И крикнул Володе вслед:
— Заходи когда поучить меня, серого.
— Не зайду! — сказал Володя. — Тяжело с вами. И бесполезно…
Они еще посмотрели друг на друга — Маркелов растерянно, а Володя спокойно и грустно.
На крыльце, под мозглым дождичком, дрожал приказчик.
— Что ж, скоро они? — шепотом спросил он Володю.
— Как это — скоро?
— Да ведь силушки нет. Дерутся до чрезвычайности, совсем обличье свое потеряли. Скончаться им в самое время нынче, невозможно даже это все вам, господин доктор, пересказать.
Володя зажег фонарь, зашагал к себе в больницу. Васенька Белов, лежа в чистой постели, сам вымытый, благостный, читал с восхищением какие-то сентиментальные стишата.
— А без вас Ош родила, — сказал он, — только недавно управились. Отличный мальчишка.
Умывшись, надев халат, Володя пошел к Ош. Та еще дремала, в родилке наводили чистоту, дед Абатай на корточках в коридоре, при свете горевших в печи дров, играл в шашки с больным охотником Кури.
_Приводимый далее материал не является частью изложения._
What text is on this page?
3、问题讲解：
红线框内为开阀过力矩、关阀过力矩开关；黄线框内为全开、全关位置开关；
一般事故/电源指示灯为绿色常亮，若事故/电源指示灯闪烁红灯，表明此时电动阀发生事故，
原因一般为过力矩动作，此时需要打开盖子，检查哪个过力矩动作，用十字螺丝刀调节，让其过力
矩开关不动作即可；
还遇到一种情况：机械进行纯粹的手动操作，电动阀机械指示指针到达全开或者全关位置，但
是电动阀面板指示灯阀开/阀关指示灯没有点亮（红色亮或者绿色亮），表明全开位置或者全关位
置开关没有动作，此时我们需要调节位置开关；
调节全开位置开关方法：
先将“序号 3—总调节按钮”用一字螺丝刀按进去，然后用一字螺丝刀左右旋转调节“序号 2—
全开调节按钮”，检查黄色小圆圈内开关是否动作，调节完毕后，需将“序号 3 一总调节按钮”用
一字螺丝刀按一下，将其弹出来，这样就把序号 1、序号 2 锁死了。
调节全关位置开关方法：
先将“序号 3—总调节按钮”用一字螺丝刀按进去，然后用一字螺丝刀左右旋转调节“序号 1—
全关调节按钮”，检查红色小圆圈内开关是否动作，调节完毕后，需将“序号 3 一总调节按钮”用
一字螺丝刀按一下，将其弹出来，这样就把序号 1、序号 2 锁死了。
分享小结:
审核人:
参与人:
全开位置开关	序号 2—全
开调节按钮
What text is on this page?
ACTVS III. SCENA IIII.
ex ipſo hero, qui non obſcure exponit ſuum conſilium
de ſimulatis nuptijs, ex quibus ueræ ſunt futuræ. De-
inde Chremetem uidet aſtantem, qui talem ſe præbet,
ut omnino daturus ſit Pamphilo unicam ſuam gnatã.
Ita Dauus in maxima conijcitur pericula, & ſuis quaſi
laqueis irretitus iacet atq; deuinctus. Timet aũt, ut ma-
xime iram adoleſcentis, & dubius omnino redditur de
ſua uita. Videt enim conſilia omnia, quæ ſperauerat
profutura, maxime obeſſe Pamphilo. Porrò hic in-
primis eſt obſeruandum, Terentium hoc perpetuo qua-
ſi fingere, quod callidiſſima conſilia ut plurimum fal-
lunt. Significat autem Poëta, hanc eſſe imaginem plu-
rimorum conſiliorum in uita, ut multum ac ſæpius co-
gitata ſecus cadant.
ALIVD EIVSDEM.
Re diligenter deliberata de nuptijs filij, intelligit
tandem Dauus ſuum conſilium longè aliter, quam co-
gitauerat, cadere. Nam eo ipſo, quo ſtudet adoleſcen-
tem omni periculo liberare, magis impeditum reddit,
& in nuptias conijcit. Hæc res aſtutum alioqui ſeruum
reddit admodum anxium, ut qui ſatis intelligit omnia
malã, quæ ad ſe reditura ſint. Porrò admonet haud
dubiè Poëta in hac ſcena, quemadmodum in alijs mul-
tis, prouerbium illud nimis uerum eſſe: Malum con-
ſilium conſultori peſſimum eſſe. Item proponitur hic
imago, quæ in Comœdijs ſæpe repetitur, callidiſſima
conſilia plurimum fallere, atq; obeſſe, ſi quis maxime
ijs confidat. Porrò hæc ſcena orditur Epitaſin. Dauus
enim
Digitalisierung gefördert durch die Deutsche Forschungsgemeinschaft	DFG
В четвертой палате застонал прооперированный нынче десятилетний мальчик Кхем. Володя посидел у него, посчитал пульс, потрогал — теплая ли нога. Нога была теплая, мальчик Кхем не должен теперь остаться инвалидом. Выходя из четвертой, он увидел Туш — со светящимися глазами, легкая тоненькая, она легко и быстро шла ему навстречу.
— Ну, так как же насчет Москвы? — спросил Володя. — Поедете, Туш?
— Нет, — глядя ему в лицо, радостно ответила она.
— Почему?
— Еще очень темная я, да, так, — сказала она. — Там смеяться станут. Потом поеду, позже. Когда вы скажете — поезжай, Туш, пора! Так, а, да?
Он не мог смотреть ей в глаза, так они светились и так бесконечно ласков и тепел был этот свет.
Черная смерть
Второй корпус заложили весной. В день закладки приехала еще одна докторша — немолодая, основательная, медлительная — Софья Ивановна. Прежде всего, и в очень категорической форме, новоприбывшая Солдатенкова потребовала убрать из больницы шамана Огу.